We could store the types of fields in a map, like this:

fieldTypes :: Map UserField UserValueType
fieldTypes = fromList [(UserField "First Name", UVTString)
                      ,(UserField "Last Name",  UVTString)
                      ,...
                      ]

valid? :: UserField -> UserValue -> Bool
valid? uf uv =
  case lookup uf fieldTypes of
    Just ut -> validType? uv ut
    _       -> — choose one
               — true                    — no type defined means no restrictions
               — false                   — no type defined means not allowed
                  error "Field not found" — no type defined should not happen

Discussion

We started with a very small, easy to type situation. Volatility caused the complexity of the model to balloon quickly. We had a lot of unknowns (optional fields represented with Maybe). We began to rely more on runtime checks. Then when we added the need for flexibility to add and remove fields of different types, even more of the safety was moved to runtime. Until, finally, we were left with a model of data very much like what we find in Clojure---a map of string-like keys to values of any type. We then devised a very simple first version of a kind of runtime type check like Clojure Spec.

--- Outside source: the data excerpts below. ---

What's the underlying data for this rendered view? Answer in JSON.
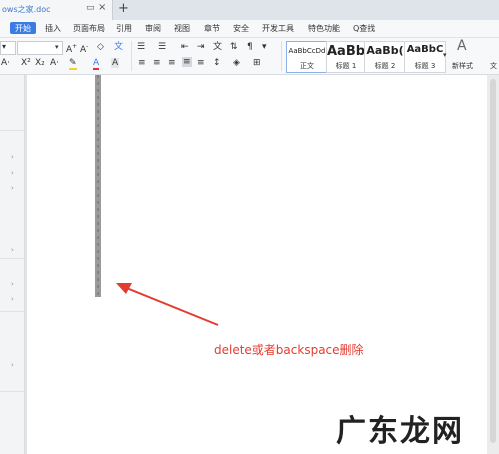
{
  "tabs": {
    "doc_title": "ows之家.doc",
    "monitor_icon": "monitor-icon",
    "close_icon": "close-icon",
    "new_tab_label": "+"
  },
  "menu": {
    "items": [
      "开始",
      "插入",
      "页面布局",
      "引用",
      "审阅",
      "视图",
      "章节",
      "安全",
      "开发工具",
      "特色功能"
    ],
    "search_label": "Q查找"
  },
  "ribbon": {
    "styles": [
      {
        "preview": "AaBbCcDd",
        "name": "正文"
      },
      {
        "preview": "AaBb",
        "name": "标题 1"
      },
      {
        "preview": "AaBb(",
        "name": "标题 2"
      },
      {
        "preview": "AaBbC",
        "name": "标题 3"
      }
    ],
    "new_style_label": "新样式",
    "text_tool_label": "文"
  },
  "annotation": {
    "text": "delete或者backspace删除",
    "color": "#e53a2e"
  },
  "watermark": {
    "text": "广东龙网"
  },
  "colors": {
    "accent": "#3b7be4",
    "highlight": "#f2d22e",
    "font_color": "#e03131"
  }
}
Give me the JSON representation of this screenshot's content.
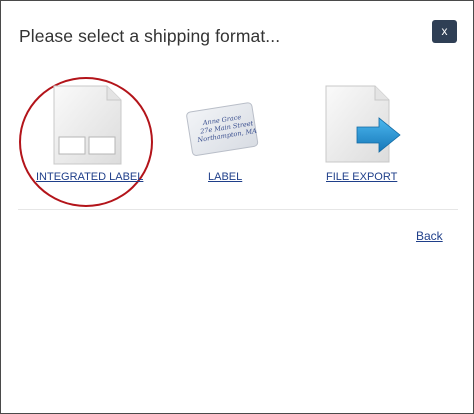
{
  "dialog": {
    "title": "Please select a shipping format...",
    "close_label": "x"
  },
  "options": [
    {
      "label": "INTEGRATED LABEL",
      "icon": "integrated-label-document-icon",
      "highlighted": true
    },
    {
      "label": "LABEL",
      "icon": "address-label-card-icon",
      "address_lines": [
        "Anne Grace",
        "27e Main Street",
        "Northampton, MA"
      ]
    },
    {
      "label": "FILE EXPORT",
      "icon": "file-export-arrow-icon"
    }
  ],
  "footer": {
    "back_label": "Back"
  },
  "colors": {
    "highlight_ring": "#b3141a",
    "close_button_bg": "#2f3f55",
    "link": "#1f3f8a",
    "export_arrow": "#1a8fd0"
  }
}
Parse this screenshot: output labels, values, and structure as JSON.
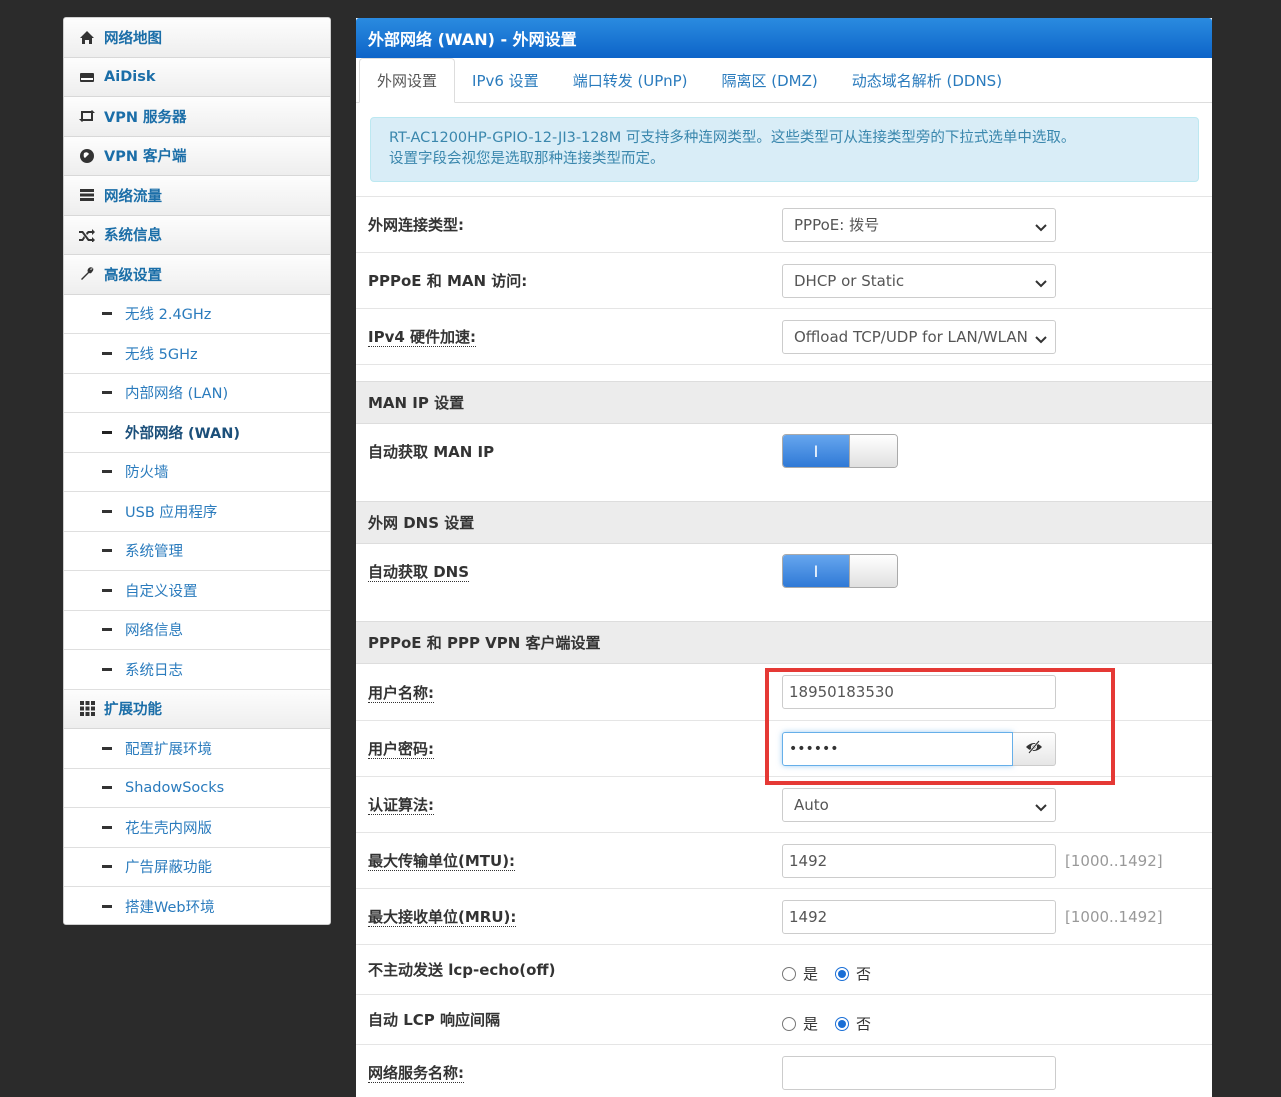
{
  "sidebar": {
    "items": [
      {
        "label": "网络地图",
        "icon": "home-icon"
      },
      {
        "label": "AiDisk",
        "icon": "hdd-icon"
      },
      {
        "label": "VPN 服务器",
        "icon": "retweet-icon"
      },
      {
        "label": "VPN 客户端",
        "icon": "globe-icon"
      },
      {
        "label": "网络流量",
        "icon": "tasks-icon"
      },
      {
        "label": "系统信息",
        "icon": "random-icon"
      },
      {
        "label": "高级设置",
        "icon": "wrench-icon"
      }
    ],
    "advanced_sub": [
      "无线 2.4GHz",
      "无线 5GHz",
      "内部网络 (LAN)",
      "外部网络 (WAN)",
      "防火墙",
      "USB 应用程序",
      "系统管理",
      "自定义设置",
      "网络信息",
      "系统日志"
    ],
    "ext_label": "扩展功能",
    "ext_icon": "th-icon",
    "ext_sub": [
      "配置扩展环境",
      "ShadowSocks",
      "花生壳内网版",
      "广告屏蔽功能",
      "搭建Web环境"
    ]
  },
  "panel": {
    "title": "外部网络 (WAN) - 外网设置",
    "tabs": [
      "外网设置",
      "IPv6 设置",
      "端口转发 (UPnP)",
      "隔离区 (DMZ)",
      "动态域名解析 (DDNS)"
    ],
    "info_line1": "RT-AC1200HP-GPIO-12-JI3-128M 可支持多种连网类型。这些类型可从连接类型旁的下拉式选单中选取。",
    "info_line2": "设置字段会视您是选取那种连接类型而定。"
  },
  "form": {
    "wan_type_label": "外网连接类型:",
    "wan_type_value": "PPPoE: 拨号",
    "man_access_label": "PPPoE 和 MAN 访问:",
    "man_access_value": "DHCP or Static",
    "hw_accel_label": "IPv4 硬件加速:",
    "hw_accel_value": "Offload TCP/UDP for LAN/WLAN",
    "section_man": "MAN IP 设置",
    "auto_man_ip_label": "自动获取 MAN IP",
    "toggle_on": "I",
    "section_dns": "外网 DNS 设置",
    "auto_dns_label": "自动获取 DNS",
    "section_pppoe": "PPPoE 和 PPP VPN 客户端设置",
    "username_label": "用户名称:",
    "username_value": "18950183530",
    "password_label": "用户密码:",
    "password_value": "••••••",
    "auth_label": "认证算法:",
    "auth_value": "Auto",
    "mtu_label": "最大传输单位(MTU):",
    "mtu_value": "1492",
    "mtu_range": "[1000..1492]",
    "mru_label": "最大接收单位(MRU):",
    "mru_value": "1492",
    "mru_range": "[1000..1492]",
    "lcp_echo_label": "不主动发送 lcp-echo(off)",
    "lcp_adaptive_label": "自动 LCP 响应间隔",
    "yes": "是",
    "no": "否",
    "service_name_label": "网络服务名称:",
    "service_name_value": ""
  },
  "colors": {
    "header_blue": "#0d64c8",
    "link_blue": "#2a7bbd",
    "highlight_red": "#e53935"
  }
}
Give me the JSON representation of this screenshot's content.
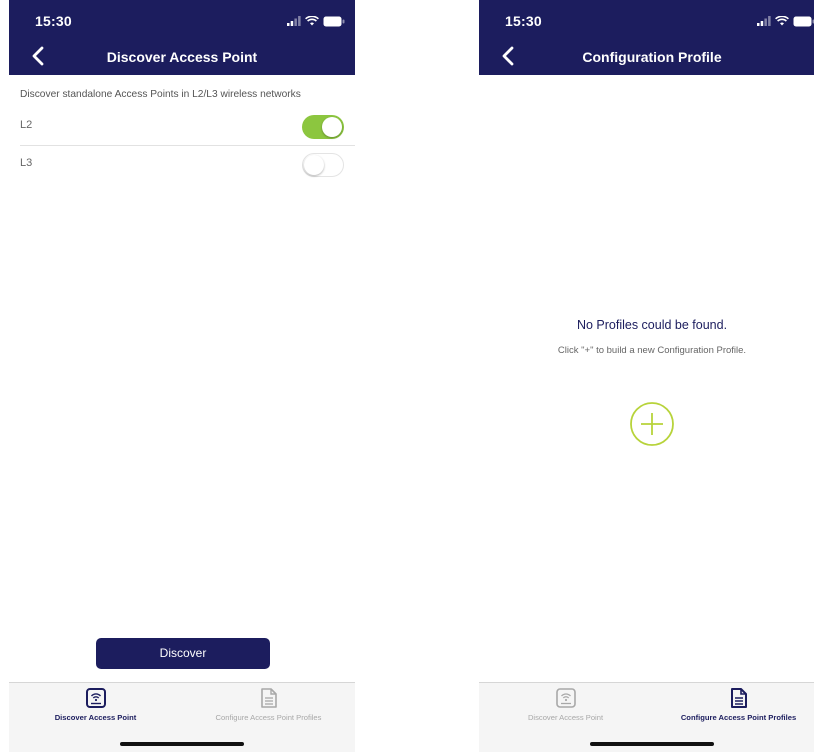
{
  "colors": {
    "primary": "#1c1d5e",
    "toggle_on": "#8cc63f",
    "add_accent": "#b7d33a",
    "inactive_tab": "#a8a8a8"
  },
  "discover_screen": {
    "status_time": "15:30",
    "title": "Discover Access Point",
    "description": "Discover standalone Access Points in L2/L3 wireless networks",
    "options": [
      {
        "label": "L2",
        "enabled": true
      },
      {
        "label": "L3",
        "enabled": false
      }
    ],
    "discover_button": "Discover",
    "tabs": [
      {
        "label": "Discover Access Point",
        "icon": "wifi-router-icon",
        "active": true
      },
      {
        "label": "Configure Access Point Profiles",
        "icon": "document-icon",
        "active": false
      }
    ]
  },
  "profile_screen": {
    "status_time": "15:30",
    "title": "Configuration Profile",
    "empty_title": "No Profiles could be found.",
    "empty_subtitle": "Click \"+\" to build a new Configuration Profile.",
    "add_icon": "plus-circle-icon",
    "tabs": [
      {
        "label": "Discover Access Point",
        "icon": "wifi-router-icon",
        "active": false
      },
      {
        "label": "Configure Access Point Profiles",
        "icon": "document-icon",
        "active": true
      }
    ]
  }
}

After all these steps, we landed on the very model that Clojure starts with. Is this a vindication of the Clojure way? No. However, it does explain the kind of situation a Clojure program thrives in. Clojure's design assumes that things often get to this point anyway, so why not start there? When that assumption is true, Clojure is a great tool. I'll state the design premise like this: sufficiently volatile data prefers a flexible model with optional runtime checks. And often, things are sufficiently volatile.

Clojure's data model handles volatility very well. And the language, with its huge library of data-oriented functions, always feels like it has foreseen issues you will run into. These are the parts of the language I miss most when I use a statically typed language. I feel like I eventually rebuild a significant part of Clojure anyway.

But we can also see the other side. There are lots of situations that never get to where we wound up. Many parts of the code don't have so much volatility and it's nice to have the static type system on our side. Clojure doesn't allow us to express those situations. Clojure only gives us the flexible model, which we have to use even when we're not dealing with such volatility. In those times, I miss the help of static typing.

Here's the thing: any significant program will have to model things across a spectrum of volatility. We would like to be able to use static typing for areas of low volatility and switch to a data-oriented, dynamic model for areas of high volatility. We need to see that it is not an either-or situation. We should bridge the gap and demand both. I'd love to see Clojure develop a static type system and I'd love to see Haskell have better facilities for dealing with uncertain data.

Bridging the gap: ideas

Of course, when I mention type systems for Clojure, many people will be curious about Core Typed's role. I think Core Typed is a valiant effort. It wants to type idiomatic Clojure. That means it wants to type the dynamic stuff that is useful for highly volatile data. It would be great if we could reduce errors in the code dealing with that. However, it is more valuable to type the stuff dealing with less volatile data. That is, things that Haskell is better at than Clojure. I propose a type system, stricter than Core Typed, that can be used in Clojure on select sections of code that are the least volatile. The type system would lock them down further, so it should only be used on the most stable parts of the code.

Of course, I am not well-versed enough in Haskell to say what it needs to handle the volatile data that Clojure excels at. However, I will open a line of discussion. I imagine an algebraic data type (ADT) that represents edn, similar to the ADT that represents JSON. And then a suite of functions that operate on it in a unitype way. That is, they are partial functions that are accepted by the community as such. It somehow works for Clojure, so why not for the most volatile data that Haskell handles? That unitype ethos, coupled with the "open map" ethos of Clojure, could bridge the gap.

I'd love to hear your constructive thoughts on this.